Rania Matar grapples with issues of personal and collective identity in her work. Born in Lebanon, Matar has lived in the United States since 1984. Drawing on her cultural background, cross-cultural experiences, and personal narrative, she has produced photographic series focused on womanhood, adolescence, and periods of individual evolution.
Since 2005, Matar has collaborated with Samira, a third-generation Palestinian refugee who Matar met at the Bourj El-Barajneh Camp on the outskirts of Beirut. While the earliest images are taken inside the refugee camp, later images record Samira and Matar on ventures outside Bourg El-Barajneh, taking photographs near the sea and in other areas around Beirut. Taken across almost twenty years, Matar’s poetic photographs capture Samira growing up. The moments Matar and Samira share in these photographs are contemplative and tender, capturing states of being and transformation.

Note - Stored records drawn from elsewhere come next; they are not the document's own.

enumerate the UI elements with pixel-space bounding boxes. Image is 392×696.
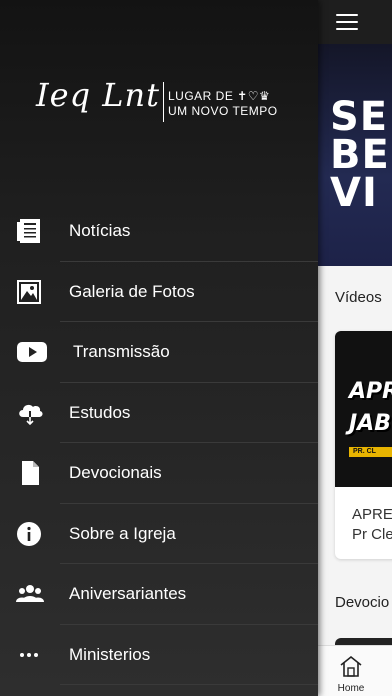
menu-item-label: Devocionais bbox=[69, 463, 162, 482]
video-thumbnail: APR JAB PR. CL bbox=[335, 331, 392, 487]
info-icon bbox=[17, 521, 41, 546]
menu-item-ministerios[interactable]: Ministerios bbox=[0, 625, 318, 686]
logo-tagline-line2: UM NOVO TEMPO bbox=[168, 104, 278, 118]
thumbnail-strip: PR. CL bbox=[349, 447, 392, 457]
menu-item-noticias[interactable]: Notícias bbox=[0, 201, 318, 262]
bottom-tab-bar: Home bbox=[318, 645, 392, 696]
logo-script: Ieq Lnt bbox=[36, 76, 160, 114]
video-card[interactable]: APR JAB PR. CL APRE Pr Cle bbox=[335, 331, 392, 559]
banner-text-line: SE bbox=[330, 94, 389, 140]
home-icon bbox=[340, 655, 362, 677]
menu-item-estudos[interactable]: Estudos bbox=[0, 383, 318, 444]
menu-item-label: Transmissão bbox=[73, 342, 170, 361]
menu-item-label: Sobre a Igreja bbox=[69, 523, 176, 543]
hamburger-menu-icon[interactable] bbox=[336, 14, 358, 30]
photo-gallery-icon bbox=[17, 279, 41, 304]
banner-text-line: VI bbox=[330, 170, 378, 216]
navigation-drawer: Ieq Lnt LUGAR DE ✝︎♡♛ UM NOVO TEMPO Notí… bbox=[0, 0, 318, 696]
video-title-line: Pr Cle bbox=[352, 526, 392, 543]
thumbnail-text: APR bbox=[349, 379, 392, 404]
people-icon bbox=[16, 585, 44, 602]
menu-item-label: Ministerios bbox=[69, 644, 151, 664]
menu-item-devocionais[interactable]: Devocionais bbox=[0, 443, 318, 504]
menu-item-sobre-a-igreja[interactable]: Sobre a Igreja bbox=[0, 504, 318, 565]
thumbnail-text: JAB bbox=[349, 411, 391, 436]
main-content: SE BE VI Vídeos APR JAB PR. CL APRE Pr C… bbox=[318, 0, 392, 696]
drawer-menu: Notícias Galeria de Fotos Transmissão Es… bbox=[0, 201, 318, 685]
banner-text-line: BE bbox=[330, 132, 390, 178]
video-title-line: APRE bbox=[352, 506, 392, 523]
top-app-bar bbox=[318, 0, 392, 44]
cloud-download-icon bbox=[19, 404, 43, 425]
menu-item-label: Estudos bbox=[69, 402, 131, 422]
menu-item-aniversariantes[interactable]: Aniversariantes bbox=[0, 564, 318, 625]
logo-divider bbox=[163, 82, 164, 122]
menu-item-transmissao[interactable]: Transmissão bbox=[0, 322, 318, 383]
hero-banner[interactable]: SE BE VI bbox=[318, 44, 392, 266]
videos-section-title: Vídeos bbox=[335, 289, 382, 306]
devotionals-section-title: Devocio bbox=[335, 594, 390, 611]
document-icon bbox=[22, 461, 39, 485]
menu-item-label: Notícias bbox=[69, 221, 131, 240]
news-icon bbox=[17, 219, 40, 243]
youtube-play-icon bbox=[17, 342, 47, 362]
menu-item-label: Aniversariantes bbox=[69, 584, 187, 603]
church-logo: Ieq Lnt LUGAR DE ✝︎♡♛ UM NOVO TEMPO bbox=[36, 76, 286, 128]
tab-home-label: Home bbox=[337, 683, 365, 694]
more-dots-icon bbox=[20, 652, 38, 657]
menu-item-label: Galeria de Fotos bbox=[69, 281, 195, 301]
menu-item-galeria-de-fotos[interactable]: Galeria de Fotos bbox=[0, 262, 318, 323]
logo-tagline-line1: LUGAR DE ✝︎♡♛ bbox=[168, 89, 271, 103]
video-title: APRE Pr Cle bbox=[352, 505, 392, 545]
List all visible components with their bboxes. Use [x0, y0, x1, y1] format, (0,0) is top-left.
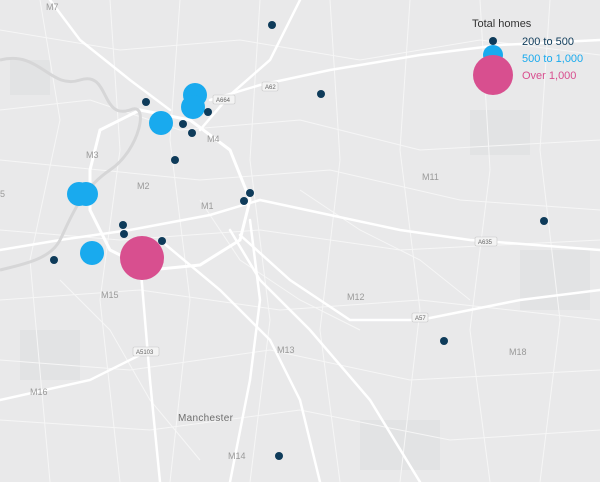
marker-small[interactable] — [119, 221, 127, 229]
legend-label-medium: 500 to 1,000 — [522, 53, 583, 65]
marker-small[interactable] — [275, 452, 283, 460]
district-label: M14 — [228, 451, 246, 461]
marker-medium[interactable] — [181, 95, 205, 119]
map-canvas[interactable]: M7 M3 M2 M4 M1 M15 M11 M12 M13 M16 M18 M… — [0, 0, 600, 482]
district-label: M4 — [207, 134, 220, 144]
district-label: M11 — [422, 172, 439, 182]
svg-text:A62: A62 — [265, 85, 276, 91]
marker-small[interactable] — [317, 90, 325, 98]
marker-small[interactable] — [188, 129, 196, 137]
marker-small[interactable] — [50, 256, 58, 264]
marker-small[interactable] — [120, 230, 128, 238]
marker-small[interactable] — [142, 98, 150, 106]
district-label: M13 — [277, 345, 295, 355]
road-shield: A57 — [411, 312, 429, 323]
map[interactable]: M7 M3 M2 M4 M1 M15 M11 M12 M13 M16 M18 M… — [0, 0, 600, 482]
map-land-patches — [10, 60, 590, 470]
svg-text:A635: A635 — [478, 240, 493, 246]
legend-symbol-large — [473, 55, 513, 95]
marker-small[interactable] — [179, 120, 187, 128]
district-label: M1 — [201, 201, 214, 211]
district-label: M3 — [86, 150, 99, 160]
marker-small[interactable] — [246, 189, 254, 197]
legend-symbol-small — [489, 37, 497, 45]
district-label: M18 — [509, 347, 527, 357]
svg-text:A5103: A5103 — [136, 350, 154, 356]
place-label: Manchester — [178, 413, 234, 424]
marker-small[interactable] — [171, 156, 179, 164]
svg-text:A57: A57 — [415, 316, 426, 322]
district-labels: M7 M3 M2 M4 M1 M15 M11 M12 M13 M16 M18 M… — [0, 2, 527, 461]
marker-medium[interactable] — [149, 111, 173, 135]
svg-text:A664: A664 — [216, 98, 231, 104]
marker-small[interactable] — [240, 197, 248, 205]
marker-small[interactable] — [540, 217, 548, 225]
district-label: M12 — [347, 292, 365, 302]
legend-title: Total homes — [472, 18, 532, 30]
marker-small[interactable] — [440, 337, 448, 345]
marker-small[interactable] — [268, 21, 276, 29]
legend: Total homes 200 to 500 500 to 1,000 Over… — [472, 18, 583, 95]
road-shield: A664 — [212, 94, 236, 105]
marker-small[interactable] — [204, 108, 212, 116]
road-shield: A5103 — [132, 346, 160, 357]
marker-medium[interactable] — [67, 182, 91, 206]
road-shield: A635 — [474, 236, 498, 247]
district-label: 5 — [0, 189, 5, 199]
district-label: M15 — [101, 290, 119, 300]
legend-label-small: 200 to 500 — [522, 36, 574, 48]
road-shield: A62 — [261, 81, 279, 92]
district-label: M16 — [30, 387, 48, 397]
marker-small[interactable] — [158, 237, 166, 245]
district-label: M2 — [137, 181, 150, 191]
district-label: M7 — [46, 2, 59, 12]
marker-medium[interactable] — [80, 241, 104, 265]
legend-label-large: Over 1,000 — [522, 70, 576, 82]
marker-large[interactable] — [120, 236, 164, 280]
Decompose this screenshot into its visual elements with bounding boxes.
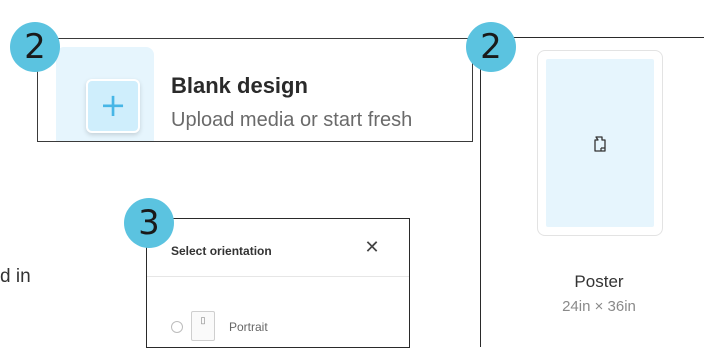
blank-design-title: Blank design: [171, 73, 308, 98]
clipped-text: d in: [0, 266, 31, 287]
close-icon[interactable]: ✕: [361, 237, 383, 259]
blank-design-thumbnail: +: [56, 47, 154, 141]
plus-icon: +: [86, 79, 140, 133]
blank-design-card[interactable]: + Blank design Upload media or start fre…: [37, 38, 473, 142]
poster-label: Poster: [574, 272, 624, 291]
divider: [147, 276, 409, 277]
portrait-radio[interactable]: [171, 321, 183, 333]
poster-size: 24in × 36in: [562, 298, 636, 315]
document-icon: [594, 136, 606, 152]
orientation-dialog: Select orientation ✕ ▯ Portrait: [146, 218, 410, 348]
portrait-icon: ▯: [191, 311, 215, 341]
blank-design-subtitle: Upload media or start fresh: [171, 109, 413, 131]
poster-thumbnail[interactable]: [537, 50, 663, 236]
poster-preview: [546, 59, 654, 227]
poster-panel[interactable]: Poster 24in × 36in: [480, 37, 704, 347]
orientation-dialog-title: Select orientation: [171, 244, 272, 258]
step-badge-poster: 2: [466, 22, 516, 72]
step-badge-blank: 2: [10, 22, 60, 72]
step-badge-orientation: 3: [124, 198, 174, 248]
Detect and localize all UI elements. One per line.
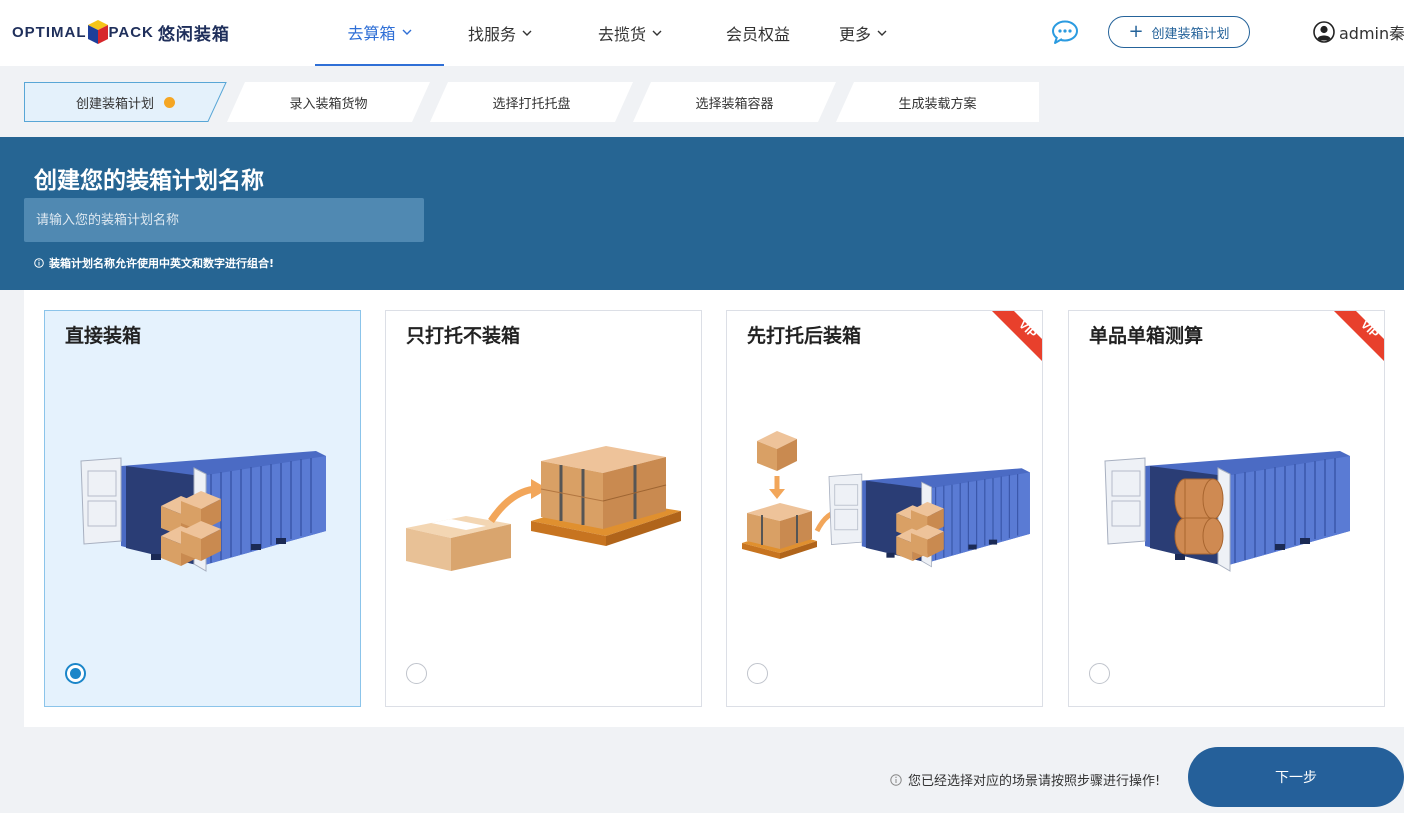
current-step-dot	[164, 96, 175, 108]
nav-item-find-service[interactable]: 找服务	[455, 0, 545, 66]
info-icon	[890, 773, 902, 786]
top-navbar: OPTIMAL PACK 悠闲装箱 去算箱 找服务 去揽货 会员权益 更多 + …	[0, 0, 1404, 66]
scenario-card-direct-load[interactable]: 直接装箱	[44, 310, 361, 707]
step-generate-plan[interactable]: 生成装载方案	[836, 82, 1039, 122]
card-title: 先打托后装箱	[747, 325, 862, 347]
card-title: 单品单箱测算	[1089, 325, 1204, 347]
create-plan-button[interactable]: + 创建装箱计划	[1108, 16, 1250, 48]
card-title: 直接装箱	[65, 325, 142, 347]
chevron-down-icon	[877, 30, 887, 36]
brand-logo[interactable]: OPTIMAL PACK 悠闲装箱	[12, 17, 230, 47]
scenario-card-pallet-then-load[interactable]: 先打托后装箱 VIP	[726, 310, 1043, 707]
info-icon	[34, 258, 44, 268]
footer-hint: 您已经选择对应的场景请按照步骤进行操作!	[890, 770, 1160, 789]
plus-icon: +	[1128, 21, 1144, 42]
step-select-pallet[interactable]: 选择打托托盘	[430, 82, 633, 122]
container-loaded-boxes-illustration	[80, 450, 327, 572]
step-create-plan[interactable]: 创建装箱计划	[24, 82, 227, 122]
logo-cube-icon	[87, 20, 108, 44]
chevron-down-icon	[652, 30, 662, 36]
scenario-card-single-item[interactable]: 单品单箱测算 VIP	[1068, 310, 1385, 707]
box-to-pallet-illustration	[406, 446, 681, 571]
plan-name-banner: 创建您的装箱计划名称 装箱计划名称允许使用中英文和数字进行组合!	[0, 137, 1404, 290]
nav-item-membership[interactable]: 会员权益	[715, 0, 801, 66]
banner-hint: 装箱计划名称允许使用中英文和数字进行组合!	[34, 255, 274, 271]
vip-badge-icon: VIP	[1334, 311, 1384, 361]
logo-text-pack: PACK	[108, 23, 154, 41]
pallet-to-container-illustration	[742, 431, 1031, 568]
user-menu[interactable]: admin秦	[1313, 20, 1404, 44]
scenario-radio[interactable]	[747, 663, 768, 684]
card-title: 只打托不装箱	[406, 325, 521, 347]
user-avatar-icon	[1313, 21, 1335, 43]
container-with-rolls-illustration	[1104, 450, 1351, 572]
chat-bubble-icon[interactable]	[1051, 19, 1079, 45]
step-enter-goods[interactable]: 录入装箱货物	[227, 82, 430, 122]
chevron-down-icon	[522, 30, 532, 36]
vip-badge-icon: VIP	[992, 311, 1042, 361]
scenario-cards: 直接装箱 只打托不装箱 先打托后装箱 VIP 单品单箱测算 VIP	[24, 290, 1404, 727]
logo-text-optimal: OPTIMAL	[12, 23, 87, 41]
username: admin秦	[1339, 24, 1404, 43]
scenario-radio[interactable]	[1089, 663, 1110, 684]
nav-item-more[interactable]: 更多	[828, 0, 898, 66]
banner-title: 创建您的装箱计划名称	[34, 168, 264, 194]
plan-name-input[interactable]	[24, 198, 424, 242]
nav-item-calc-box[interactable]: 去算箱	[315, 0, 444, 66]
scenario-radio[interactable]	[406, 663, 427, 684]
nav-item-pickup[interactable]: 去揽货	[585, 0, 675, 66]
scenario-card-pallet-only[interactable]: 只打托不装箱	[385, 310, 702, 707]
next-step-button[interactable]: 下一步	[1188, 747, 1404, 807]
step-select-container[interactable]: 选择装箱容器	[633, 82, 836, 122]
logo-text-cn: 悠闲装箱	[157, 24, 230, 45]
scenario-radio[interactable]	[65, 663, 86, 684]
chevron-down-icon	[402, 29, 411, 35]
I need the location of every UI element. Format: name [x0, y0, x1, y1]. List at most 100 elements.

Samira at 13, Bourj El-Barajneh Refugee Camp, Beirut was taken eight years after Matar first photographed Samira. This portrait captures Samira’s growth and development, her emergence into adolescence, and the progression of her identity. Viewers are drawn to the image through striking details, such as the colorful interior environment, the interplay of different hues of blue, and the visual rhyme between the bedazzled bow on the subject’s shirt and the textiles beside her. Most significant, perhaps, is the sitter’s penetrating gaze, which suggests self-possession and confidence as she meets the eyes of her viewers. This photograph serves as a bridge between two other images of Samira in the ICA’s collection, creating a formal echo with how Samira herself spans childhood and adulthood.